Keyes is a black Republican, a political species more rare by several times than gay Republicans; and Fulani, who is also African-American, supports Buchanan, a man who has been criticized for his racist and anti-Semitic tendencies and who was relegated to the margins of the GOP until he bolted to the Reform Party. Fulani is also a longtime supporter of gay rights, affirmative action and "economic justice." Keyes has made a name for himself railing against the "homosexual agenda," dismissing affirmative action as "patronizing" and counterproductive and opposing any hikes in the minimum wage.

This lawsuit is one of the few places where these political opposites can find common ground -- their growing resentment of a political establishment they believe silences their voices.

Others supporting the aims of the suit, filed by the nonpartisan Committee for a Unified Independent Party, include the Libertarian, Green and Reform parties. The action aims to overturn FEC regulations that allow the Commission on Presidential Debates to effectively shut out third-party candidates in the fall campaign forums by requiring that candidates carry the support of 15 percent of voters in national polls before they may participate.

Among the crowd backing the lawsuit, "bipartisan" is a bad word, no matter how often Democrats and Republicans use it as a synonym for cooperation. One speaker after another railed against what they described as bipartisan collusion, which discourages a multiparty system that would be more responsive to voters.

Fulani contends that the debates are an essential gateway by which third parties can emerge from political obscurity. "The debates are widely regarded as the most important events of the presidential campaign," she said.

Keyes, like no other candidate this year, exemplifies how difficult it is to parlay strong debating skills into ballot-box power.
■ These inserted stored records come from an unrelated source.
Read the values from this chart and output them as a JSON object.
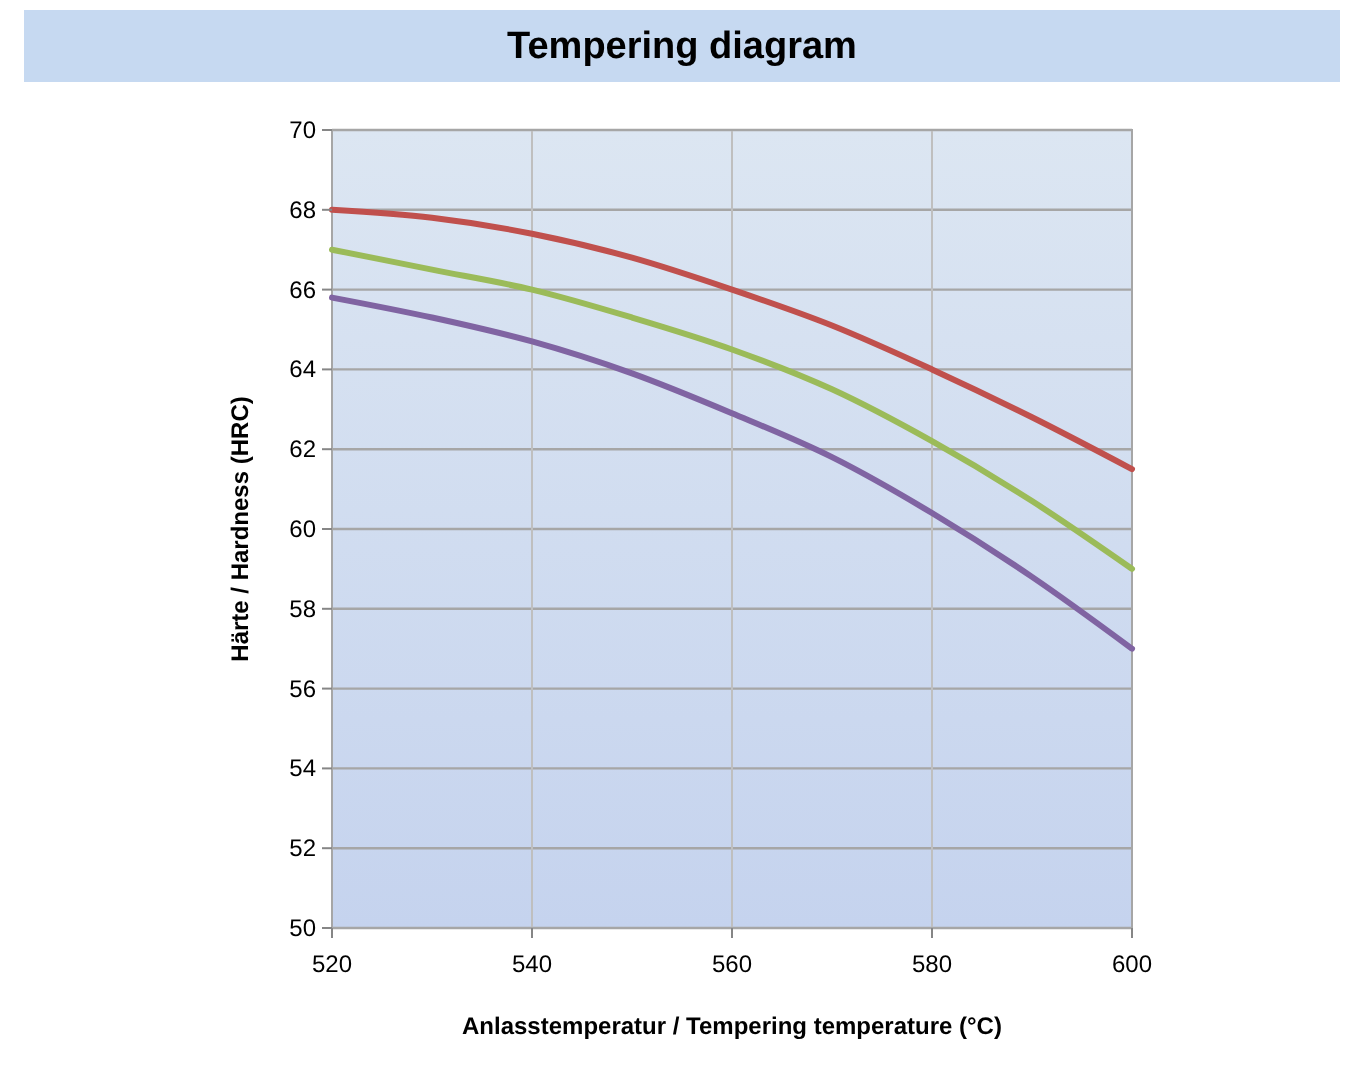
{
  "chart_data": {
    "type": "line",
    "title": "Tempering diagram",
    "xlabel": "Anlasstemperatur / Tempering temperature (°C)",
    "ylabel": "Härte / Hardness (HRC)",
    "x": [
      520,
      530,
      540,
      550,
      560,
      570,
      580,
      590,
      600
    ],
    "series": [
      {
        "color": "#c0504d",
        "values": [
          68,
          67.8,
          67.4,
          66.8,
          66,
          65.1,
          64,
          62.8,
          61.5
        ]
      },
      {
        "color": "#9bbb59",
        "values": [
          67,
          66.5,
          66,
          65.3,
          64.5,
          63.5,
          62.2,
          60.7,
          59
        ]
      },
      {
        "color": "#8064a2",
        "values": [
          65.8,
          65.3,
          64.7,
          63.9,
          62.9,
          61.8,
          60.4,
          58.8,
          57
        ]
      }
    ],
    "xlim": [
      520,
      600
    ],
    "xticks": [
      520,
      540,
      560,
      580,
      600
    ],
    "ylim": [
      50,
      70
    ],
    "yticks": [
      50,
      52,
      54,
      56,
      58,
      60,
      62,
      64,
      66,
      68,
      70
    ],
    "grid": true,
    "marker": "none",
    "line_style": "solid"
  }
}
Though he did well in debates in a crowded Republican field during the primaries, at times generating more heat among the GOP faithful than George W. Bush, those performances brought Keyes only two delegates. Still, Keyes insisted that his presence at the debates had a powerful impact.
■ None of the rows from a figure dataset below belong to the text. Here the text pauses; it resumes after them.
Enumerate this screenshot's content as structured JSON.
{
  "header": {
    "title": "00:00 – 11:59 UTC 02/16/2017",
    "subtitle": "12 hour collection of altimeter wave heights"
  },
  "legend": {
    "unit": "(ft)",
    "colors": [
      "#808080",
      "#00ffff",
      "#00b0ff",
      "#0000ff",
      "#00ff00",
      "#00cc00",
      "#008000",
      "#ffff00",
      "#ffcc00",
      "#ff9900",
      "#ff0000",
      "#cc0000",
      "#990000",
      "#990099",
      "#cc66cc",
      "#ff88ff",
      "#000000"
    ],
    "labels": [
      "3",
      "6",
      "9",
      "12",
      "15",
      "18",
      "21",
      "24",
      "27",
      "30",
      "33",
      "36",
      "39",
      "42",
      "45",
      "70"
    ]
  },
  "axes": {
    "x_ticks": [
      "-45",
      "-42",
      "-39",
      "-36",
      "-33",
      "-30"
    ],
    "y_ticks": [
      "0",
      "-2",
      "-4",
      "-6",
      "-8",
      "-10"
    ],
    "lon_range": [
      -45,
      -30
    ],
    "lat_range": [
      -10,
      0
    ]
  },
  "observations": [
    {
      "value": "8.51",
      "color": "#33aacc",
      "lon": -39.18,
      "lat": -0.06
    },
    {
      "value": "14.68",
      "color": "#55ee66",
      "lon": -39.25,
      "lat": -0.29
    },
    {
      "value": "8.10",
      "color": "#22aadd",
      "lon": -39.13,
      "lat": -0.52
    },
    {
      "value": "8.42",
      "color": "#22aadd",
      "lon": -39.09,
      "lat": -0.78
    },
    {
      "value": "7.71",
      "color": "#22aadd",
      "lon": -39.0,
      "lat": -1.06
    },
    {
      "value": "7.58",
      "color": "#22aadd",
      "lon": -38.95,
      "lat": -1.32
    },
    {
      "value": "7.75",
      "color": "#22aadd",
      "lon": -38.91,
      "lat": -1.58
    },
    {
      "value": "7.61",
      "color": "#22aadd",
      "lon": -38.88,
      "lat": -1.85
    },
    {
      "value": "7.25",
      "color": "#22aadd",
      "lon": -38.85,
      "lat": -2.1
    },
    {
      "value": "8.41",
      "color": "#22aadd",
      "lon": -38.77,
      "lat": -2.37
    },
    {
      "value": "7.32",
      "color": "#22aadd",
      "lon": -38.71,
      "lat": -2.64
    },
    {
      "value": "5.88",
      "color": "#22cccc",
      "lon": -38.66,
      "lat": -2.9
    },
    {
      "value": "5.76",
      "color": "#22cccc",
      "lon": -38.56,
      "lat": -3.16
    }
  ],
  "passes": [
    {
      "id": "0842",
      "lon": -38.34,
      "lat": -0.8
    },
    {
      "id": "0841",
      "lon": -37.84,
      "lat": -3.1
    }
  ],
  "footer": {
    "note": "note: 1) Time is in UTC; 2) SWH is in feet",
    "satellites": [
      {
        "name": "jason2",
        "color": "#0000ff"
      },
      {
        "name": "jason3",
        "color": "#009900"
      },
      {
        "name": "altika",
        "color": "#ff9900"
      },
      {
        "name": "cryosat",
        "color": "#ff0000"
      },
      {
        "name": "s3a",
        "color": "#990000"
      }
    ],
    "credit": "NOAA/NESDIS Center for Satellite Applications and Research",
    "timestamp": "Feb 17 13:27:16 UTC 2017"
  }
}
But Monday's less-than-packed press conference begged a different question: Has the media interest in Keyes and Fulani peaked?

Only about a dozen journalists attended, roughly the number who follow former candidate John McCain to and from his car every day. And though McCain's contentious relationships with other politicians, even those within his own party, have made him a press favorite, the political dust-ups that Keyes and Fulani have entangled themselves in may have diminished their value to a multiparty movement.

As longtime reform advocate John Anderson put it, the duo may "overshadow the debate question" and prove counterproductive.

As an independent presidential candidate in 1980, and in his work with the nonprofit Center for Voting and Democracy, Anderson has advocated a more open structure for presidential debates, though he is not connected to the CUIP suit. Now president of the World Federalist Association, Anderson says he finds no fault with the message, just with the choice of Fulani and Keyes to deliver it. "These would be two of the last people who I would bring on as messengers for a more open debate policy," he said.


By Alicia Montgomery

Alicia Montgomery is an associate editor in Salon's Washington bureau.